Giunsero sulla piazza di San Giovanni di Monza verso l'ora del vespro, e videro una gran folla raccolta intorno ad un prete, che dall'alto d'una panca sermoneggiava con molto caldo. Il popolo, al veder la cavalcata che giugneva, abbandonò il predicatore e corse intorno ai sopravvenuti per saper chi fossero, d'onde movessero, dove indirizzati; e in un momento i nostri si trovarono in mezzo ad un nugolo di curiosi importuni. Ermelinda, che vide aperta la chiesa, per tôrsi da quella noia, da quella vessazione, disse al marito: - Noi altre donne vi aspetteremo qui dentro, intanto che voi andate a cercar d'Ottorino: fate presto chè possiam rimetterci in via, ed essere a Milano, se è possibile, prima di notte.

- Volete entrar in una chiesa in tempo d'interdetto? - disse il Conte; ma lo disse sotto voce, che non sapendo come quella moltitudine di scapigliati, che avea d'intorno, la pensasse su quel punto, non voleva rischiare di tirarsi addosso qualche malanno.

Ma la sua donna, senza far caso di quello scrupolo, si prese sotto al braccio la figlia, fece segno a Lauretta, a Marianna madre di questa, ed al falconiere, che venissero con loro, e passando tra mezzo la folla misero il piede in San Giovanni.

L'altar maggiore era parato; v'erano accese le lampade e le candele, e si sentivano in coro i canonici salmeggiare, come a' tempi ordinari: chè anche in Monza al par che in Milano, il clero era tutto per l'antipapa Nicolò V, e ritenendo legalmente deposto Giovanni XXII, non si curava dell'interdetto fulminato da lui.

Ermelinda stette un momento in forse se dovesse tornar indietro, temendo della scomunica che incorreva chi assistesse ai divini uffici celebrati da sacerdoti scismatici, durante l'interdetto; ma poi disse tra stessa: - Alla fine non vengo qui che per trovare un ricovero, come lo cercherei in una casa, sotto un porticale -; e senza far la riverenza, il segno di croce, si assise su d'una panca, e si fece seder al fianco la figliuola.

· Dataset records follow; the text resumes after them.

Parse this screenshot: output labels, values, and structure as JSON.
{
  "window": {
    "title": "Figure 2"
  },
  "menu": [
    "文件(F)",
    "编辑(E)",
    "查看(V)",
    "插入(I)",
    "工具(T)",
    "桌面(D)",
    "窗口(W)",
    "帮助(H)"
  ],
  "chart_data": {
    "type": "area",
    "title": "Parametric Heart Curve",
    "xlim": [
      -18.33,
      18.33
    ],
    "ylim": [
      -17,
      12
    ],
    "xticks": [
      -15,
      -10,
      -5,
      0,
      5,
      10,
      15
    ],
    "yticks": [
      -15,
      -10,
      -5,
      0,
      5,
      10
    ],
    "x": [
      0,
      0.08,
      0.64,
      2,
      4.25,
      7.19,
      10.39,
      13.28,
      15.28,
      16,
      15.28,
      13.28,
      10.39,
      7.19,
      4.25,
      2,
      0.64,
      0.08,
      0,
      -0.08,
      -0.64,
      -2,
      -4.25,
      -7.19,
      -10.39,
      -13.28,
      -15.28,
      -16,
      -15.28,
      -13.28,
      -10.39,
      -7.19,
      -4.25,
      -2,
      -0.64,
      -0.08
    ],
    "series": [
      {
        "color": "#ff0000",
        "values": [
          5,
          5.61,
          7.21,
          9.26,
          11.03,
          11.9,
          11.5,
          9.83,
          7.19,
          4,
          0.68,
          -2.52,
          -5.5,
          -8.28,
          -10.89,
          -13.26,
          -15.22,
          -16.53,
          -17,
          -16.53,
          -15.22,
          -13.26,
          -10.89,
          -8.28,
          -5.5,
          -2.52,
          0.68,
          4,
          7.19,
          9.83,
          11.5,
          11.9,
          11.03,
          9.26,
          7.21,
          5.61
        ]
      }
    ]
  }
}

A questo, la madre di Lauretta tutta infatuata delle massime d'un altro suo figlio chiamato Bernardo, il quale avea imparato quattro cuiussi da un monaco scismatico di Sant'Ambrogio, si sentì tutta accendere d'indegnazione; diede una strappata alla veste della figliuola, la quale, vedute le padrone sedersi, stava per far lo stesso, e se la fece inginocchiare a lato, poi volse un'occhiata di basilisco al marito che era rimasto in piedi, e colle mani dietro le reni, si spassava a guardar in alto sopra il cornicione le sibille e i profeti che v'erano dipinti, e in fine non potendo più tenersi, cominciò a borbottare fra i denti: - In chiesa a questo modo! come se si entrasse in una stalla, vergogna!

- State zitta chè non vi sentano le padrone, - le diceva Lauretta all'orecchio.

- Non voglio tacere, e tu faresti meglio a segnarti e dir su qualche orazione: e quel tuo padre che sta incantato a guardar in alto come un allocco!

- Via, fatela finita, - tornava a dirle la figliuola: - ditela su voi, se volete, una qualche orazione, ma fatela finita.

- Non voglio farla finita! è una vergogna a veder dei cristiani star in chiesa a quel modo! Se avessi sentito quel che diceva ieri sera tuo fratello; se avessi sentito!... Ma! non gli vogliamo dar retta. -

La figlia avendo visto che a voler replicare non faceva che aizzarla sempre di più e farle alzar la voce, prese il partito di tacersi e di lasciarla sfogare; e in fatti con questo ripiego la vecchia cominciò a far più rado e più sommesso il suo brontolio, e alla fine si ridusse in silenzio del tutto.

Bice intanto era tutta sottosopra, non so se mi debba dire per la speranza o pel timore di vedersi fra poco comparire dinanzi Ottorino. Ogni volta che sentiva dietro le spalle aprirsi e richiudersi la porta della chiesa, pensava: - È lui! -, e una fiamma le saliva sul volto, e un tremito le scorreva per le membra: dava mente allo stropiccìo de' piedi che veniva innanzi; le pareva distinguere il rumor della pedata di suo padre, il rumore conosciuto d'un altro passo; il respiro le si affannava, il cuore parea che le volesse balzar fuori del petto; i vegnenti giugnevano, la rasentavano, trapassavan via: non eran dessi; allora riaveva il respiro, rialzava la faccia, per tornar tosto a nuovi palpiti, a nuovi scotimenti, se sentiva un'altra volta sbatter le porte, inoltrarsi qualcuno.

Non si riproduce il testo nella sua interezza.